Heute kaufen, später bezahlen - Technische Schulden und wie man sie zurückzahlt

Jetzt kaufen, später bezahlen – mit diesem Slogan locken Möbelhäuser, Technikmärkte und Reisebüros. Das Angebot ist verlockend, doch darf man nicht vergessen, dass am Ende Schulden bleiben, die abbezahlt werden müssen.

Was das mit Softwareentwicklung zu tun hat? Auch wir machen mitunter Schulden - Technische Schulden.

Wie man diese analyisert und wo man am zielführendsten mit dem Schuldenabbau startet, zeigt dieser Blog-Artikel.

Was sind Technische Schulden?

Es gibt ein Zitat von Steve McConnell "The trouble with quick and dirty is that dirty remains long after quick has been forgotten." Dies zeigt treffend, wo wir in der Softwareentwicklung Schulden anhäufen - nämlich immer da, wo wir etwas „später noch einmal richtig” machen wollen.

Dokumentation? Refactoring? Umzug auf eine andere Datenbank? Alles Dinge, die wir uns vornehmen, wenn einmal Zeit ist, und ständig kommt uns das Tagesgeschäft dazwischen.

Der Begriff, den wir hier beschreiben, ist „Technische Schulden”. Genau wie ihr Vorbild aus dem Bankwesen muss man sie irgendwann tilgen und sie kosten uns Zinsen. Im Falle von Technischen Schulden besteht die Zinslast aus immer weniger Output. Mehr suchen, mehr fluchen, wir werden langsam und unflexibel.

Technische Schulden sichtbar machen

Das Problem erkennen und sichtbar machen ist hier der erste und zugleich auch schwierigste Schritt. Wir hören in Projekten oft von Diskussionen, dass Technische Schulden etwas Esoterisches seien und die Teams sollen doch lieber weiter an Features arbeiten.

Um dieser Wahrnehmung vorzubeugen, empfiehlt sich maximale Transparenz.
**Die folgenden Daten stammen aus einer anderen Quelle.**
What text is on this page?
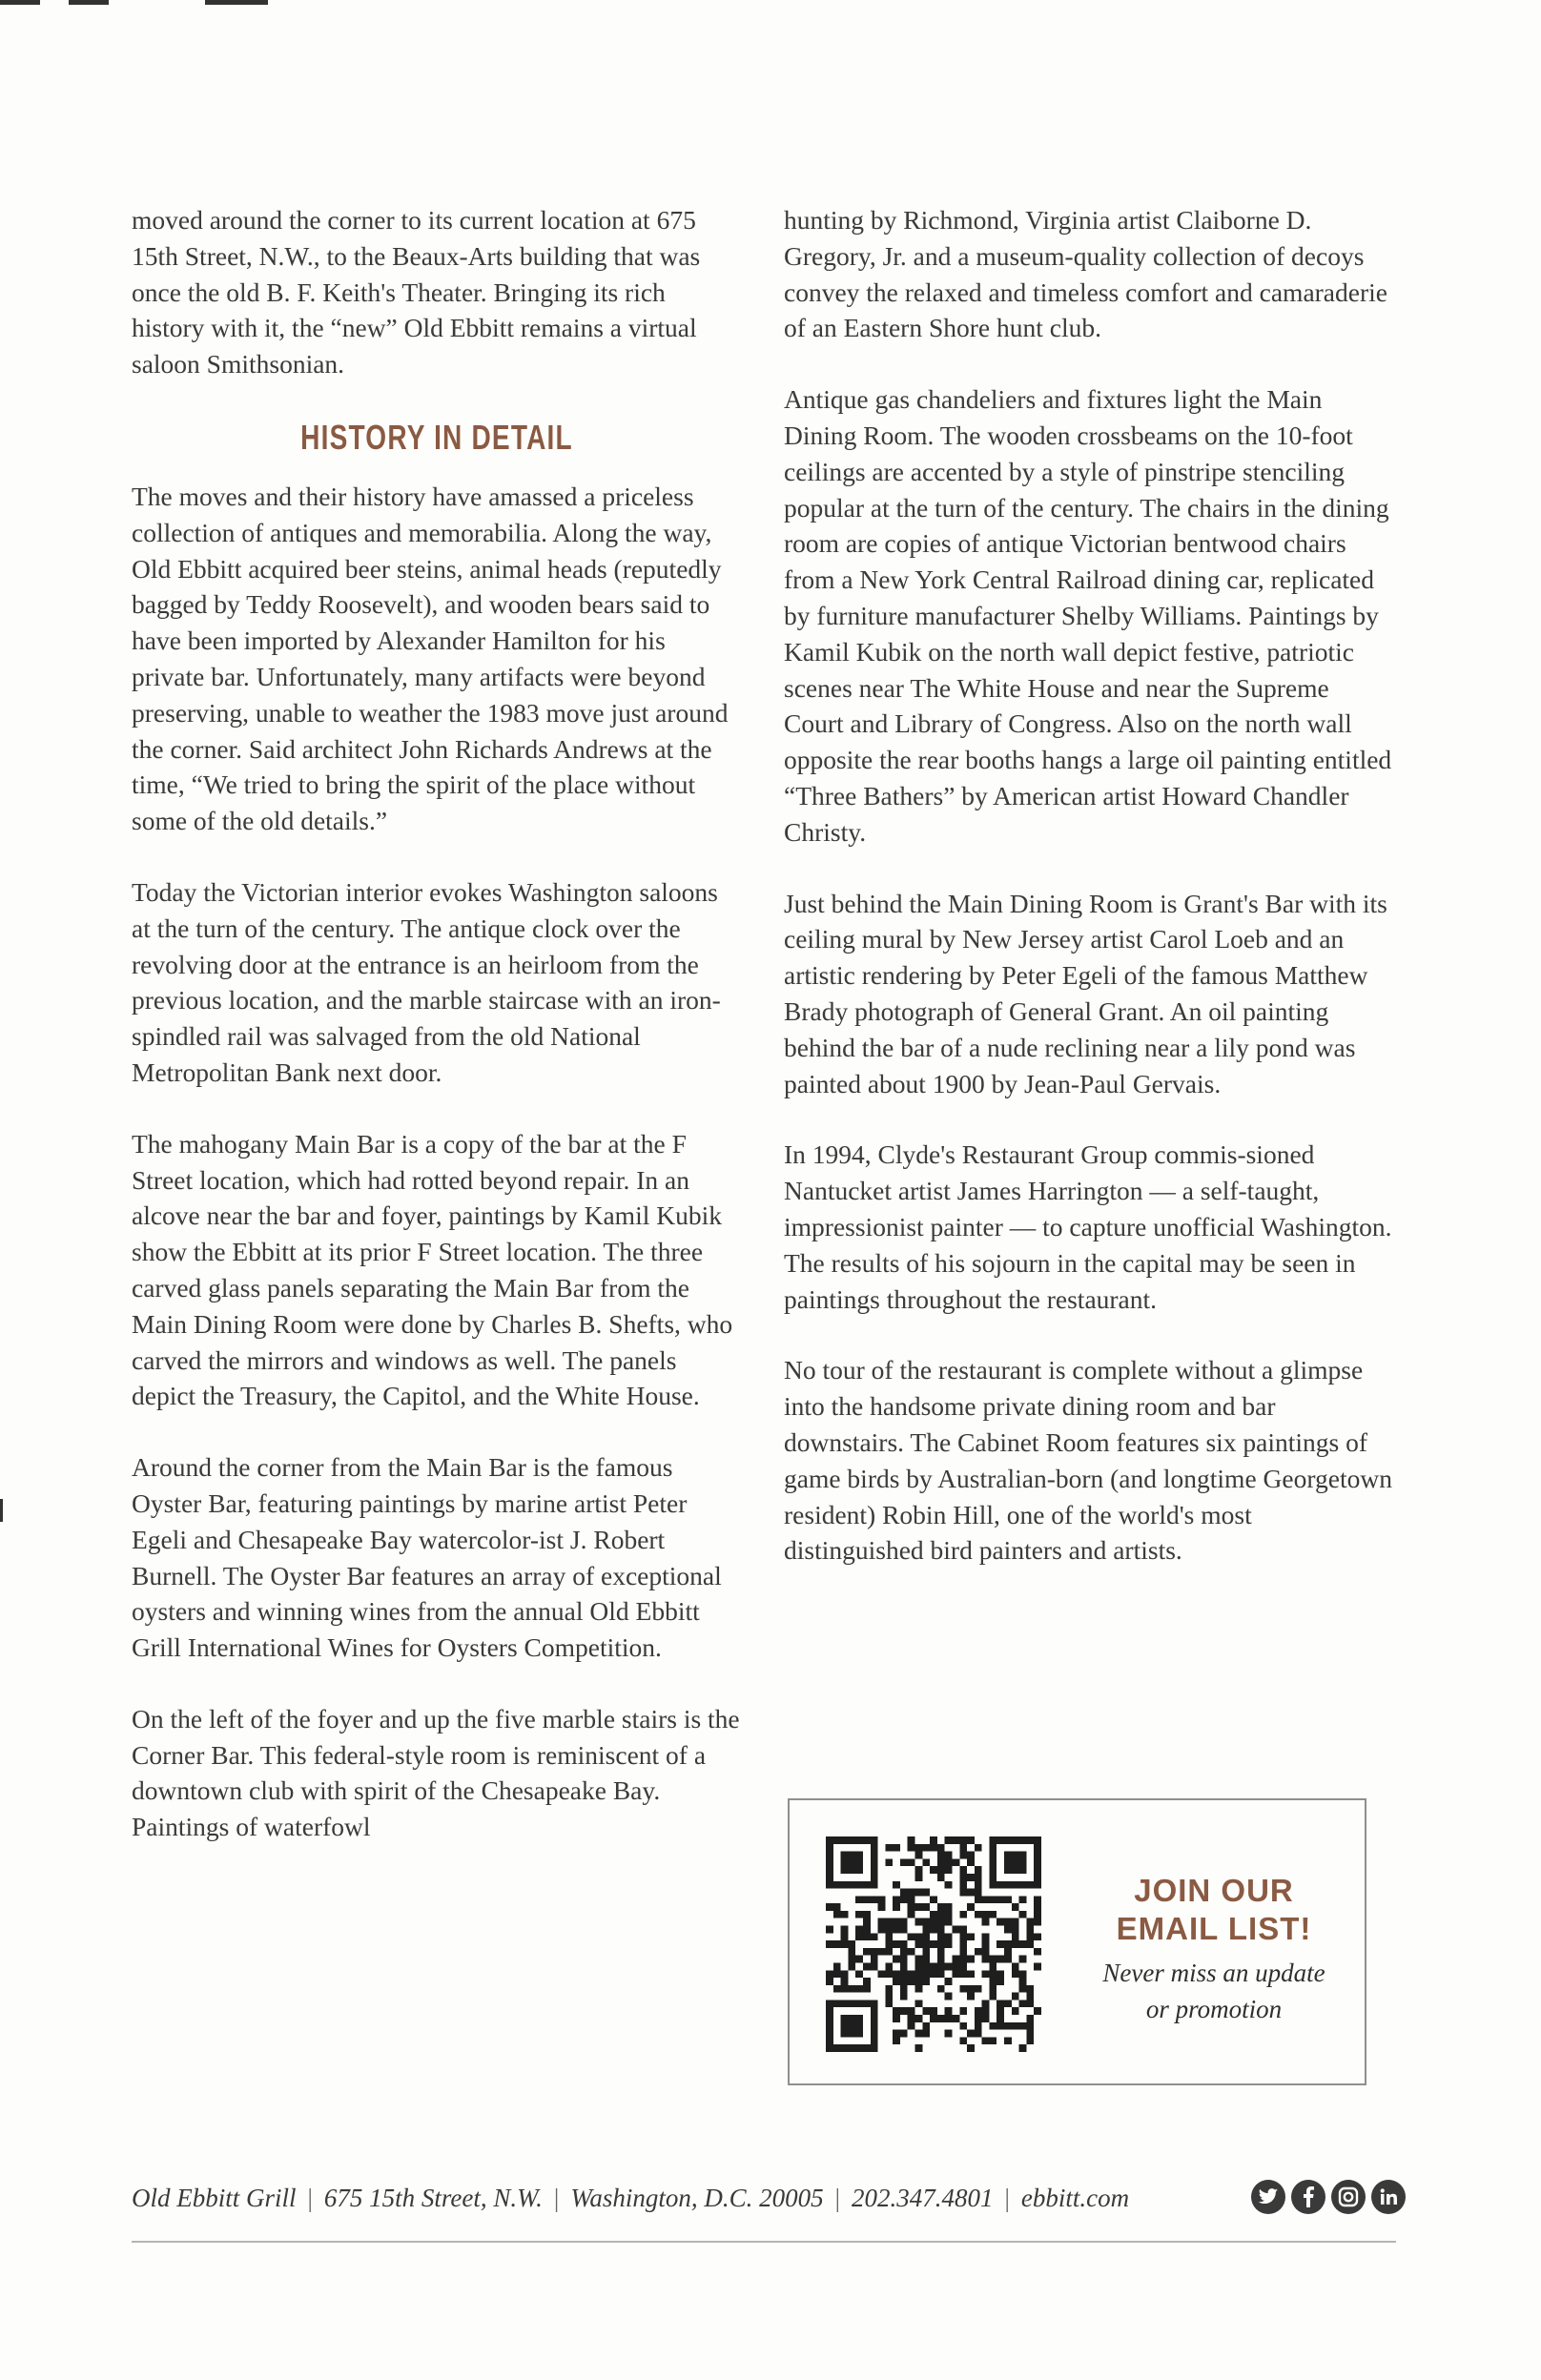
moved around the corner to its current location at 675 15th Street, N.W., to the Beaux-Arts building that was once the old B. F. Keith's Theater. Bringing its rich history with it, the “new” Old Ebbitt remains a virtual saloon Smithsonian.

HISTORY IN DETAIL

The moves and their history have amassed a priceless collection of antiques and memorabilia. Along the way, Old Ebbitt acquired beer steins, animal heads (reputedly bagged by Teddy Roosevelt), and wooden bears said to have been imported by Alexander Hamilton for his private bar. Unfortunately, many artifacts were beyond preserving, unable to weather the 1983 move just around the corner. Said architect John Richards Andrews at the time, “We tried to bring the spirit of the place without some of the old details.”

Today the Victorian interior evokes Washington saloons at the turn of the century. The antique clock over the revolving door at the entrance is an heirloom from the previous location, and the marble staircase with an iron-spindled rail was salvaged from the old National Metropolitan Bank next door.

The mahogany Main Bar is a copy of the bar at the F Street location, which had rotted beyond repair. In an alcove near the bar and foyer, paintings by Kamil Kubik show the Ebbitt at its prior F Street location. The three carved glass panels separating the Main Bar from the Main Dining Room were done by Charles B. Shefts, who carved the mirrors and windows as well. The panels depict the Treasury, the Capitol, and the White House.

Around the corner from the Main Bar is the famous Oyster Bar, featuring paintings by marine artist Peter Egeli and Chesapeake Bay watercolor-ist J. Robert Burnell. The Oyster Bar features an array of exceptional oysters and winning wines from the annual Old Ebbitt Grill International Wines for Oysters Competition.

On the left of the foyer and up the five marble stairs is the Corner Bar. This federal-style room is reminiscent of a downtown club with spirit of the Chesapeake Bay. Paintings of waterfowl

hunting by Richmond, Virginia artist Claiborne D. Gregory, Jr. and a museum-quality collection of decoys convey the relaxed and timeless comfort and camaraderie of an Eastern Shore hunt club.

Antique gas chandeliers and fixtures light the Main Dining Room. The wooden crossbeams on the 10-foot ceilings are accented by a style of pinstripe stenciling popular at the turn of the century. The chairs in the dining room are copies of antique Victorian bentwood chairs from a New York Central Railroad dining car, replicated by furniture manufacturer Shelby Williams. Paintings by Kamil Kubik on the north wall depict festive, patriotic scenes near The White House and near the Supreme Court and Library of Congress. Also on the north wall opposite the rear booths hangs a large oil painting entitled “Three Bathers” by American artist Howard Chandler Christy.

Just behind the Main Dining Room is Grant's Bar with its ceiling mural by New Jersey artist Carol Loeb and an artistic rendering by Peter Egeli of the famous Matthew Brady photograph of General Grant. An oil painting behind the bar of a nude reclining near a lily pond was painted about 1900 by Jean-Paul Gervais.

In 1994, Clyde's Restaurant Group commis-sioned Nantucket artist James Harrington — a self-taught, impressionist painter — to capture unofficial Washington. The results of his sojourn in the capital may be seen in paintings throughout the restaurant.

No tour of the restaurant is complete without a glimpse into the handsome private dining room and bar downstairs. The Cabinet Room features six paintings of game birds by Australian-born (and longtime Georgetown resident) Robin Hill, one of the world's most distinguished bird painters and artists.

JOIN OUR
EMAIL LIST!
Never miss an update
or promotion
Old Ebbitt Grill | 675 15th Street, N.W. | Washington, D.C. 20005 | 202.347.4801 | ebbitt.com
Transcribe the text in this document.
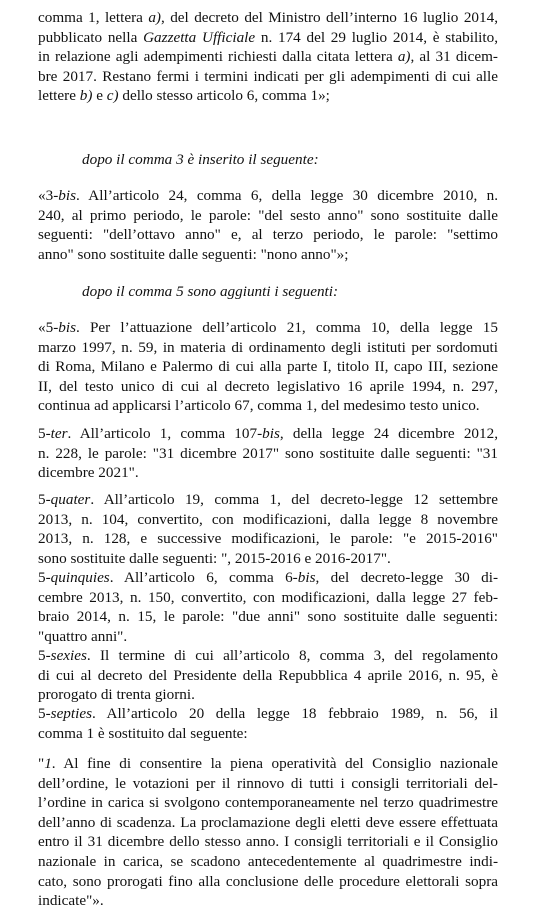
comma 1, lettera a), del decreto del Ministro dell’interno 16 luglio 2014,
pubblicato nella Gazzetta Ufficiale n. 174 del 29 luglio 2014, è stabilito,
in relazione agli adempimenti richiesti dalla citata lettera a), al 31 dicem-
bre 2017. Restano fermi i termini indicati per gli adempimenti di cui alle
lettere b) e c) dello stesso articolo 6, comma 1»;
dopo il comma 3 è inserito il seguente:
«3-bis. All’articolo 24, comma 6, della legge 30 dicembre 2010, n.
240, al primo periodo, le parole: "del sesto anno" sono sostituite dalle
seguenti: "dell’ottavo anno" e, al terzo periodo, le parole: "settimo
anno" sono sostituite dalle seguenti: "nono anno"»;
dopo il comma 5 sono aggiunti i seguenti:
«5-bis. Per l’attuazione dell’articolo 21, comma 10, della legge 15
marzo 1997, n. 59, in materia di ordinamento degli istituti per sordomuti
di Roma, Milano e Palermo di cui alla parte I, titolo II, capo III, sezione
II, del testo unico di cui al decreto legislativo 16 aprile 1994, n. 297,
continua ad applicarsi l’articolo 67, comma 1, del medesimo testo unico.
5-ter. All’articolo 1, comma 107-bis, della legge 24 dicembre 2012,
n. 228, le parole: "31 dicembre 2017" sono sostituite dalle seguenti: "31
dicembre 2021".
5-quater. All’articolo 19, comma 1, del decreto-legge 12 settembre
2013, n. 104, convertito, con modificazioni, dalla legge 8 novembre
2013, n. 128, e successive modificazioni, le parole: "e 2015-2016"
sono sostituite dalle seguenti: ", 2015-2016 e 2016-2017".
5-quinquies. All’articolo 6, comma 6-bis, del decreto-legge 30 di-
cembre 2013, n. 150, convertito, con modificazioni, dalla legge 27 feb-
braio 2014, n. 15, le parole: "due anni" sono sostituite dalle seguenti:
"quattro anni".
5-sexies. Il termine di cui all’articolo 8, comma 3, del regolamento
di cui al decreto del Presidente della Repubblica 4 aprile 2016, n. 95, è
prorogato di trenta giorni.
5-septies. All’articolo 20 della legge 18 febbraio 1989, n. 56, il
comma 1 è sostituito dal seguente:
"1. Al fine di consentire la piena operatività del Consiglio nazionale
dell’ordine, le votazioni per il rinnovo di tutti i consigli territoriali del-
l’ordine in carica si svolgono contemporaneamente nel terzo quadrimestre
dell’anno di scadenza. La proclamazione degli eletti deve essere effettuata
entro il 31 dicembre dello stesso anno. I consigli territoriali e il Consiglio
nazionale in carica, se scadono antecedentemente al quadrimestre indi-
cato, sono prorogati fino alla conclusione delle procedure elettorali sopra
indicate"».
Ein Beispiel: Immer wenn Sie sich dabei ertappen zu sagen "das mach ich später noch einmal, dann aber richtig" legen Sie ein Ticket an. Sammeln Sie alle Tickets, die Technische Schuld bedeuten, auf einer separaten Swimlane auf dem Task-Board Ihres Teams - das gibt allen Stakeholdern ein Gefühl für den aktuellen „Schuldenstand”.

Eleganter geht es mit Tools, welche die Technischen Schulden der eigenen Codebasis für Sie ausrechnen - ein Beispiel ist CQSE's Teamscale.

Teamscale Screenshot1

An dieser Stelle ein Wort der Warnung: hier kann es bei den ersten Analysen zu mehreren Personenjahren an Technischen Schulden kommen. Wie Sie hier priorisieren und Ihre Energie sinnvoll einsetzen, zeigt der folgende Abschnitt.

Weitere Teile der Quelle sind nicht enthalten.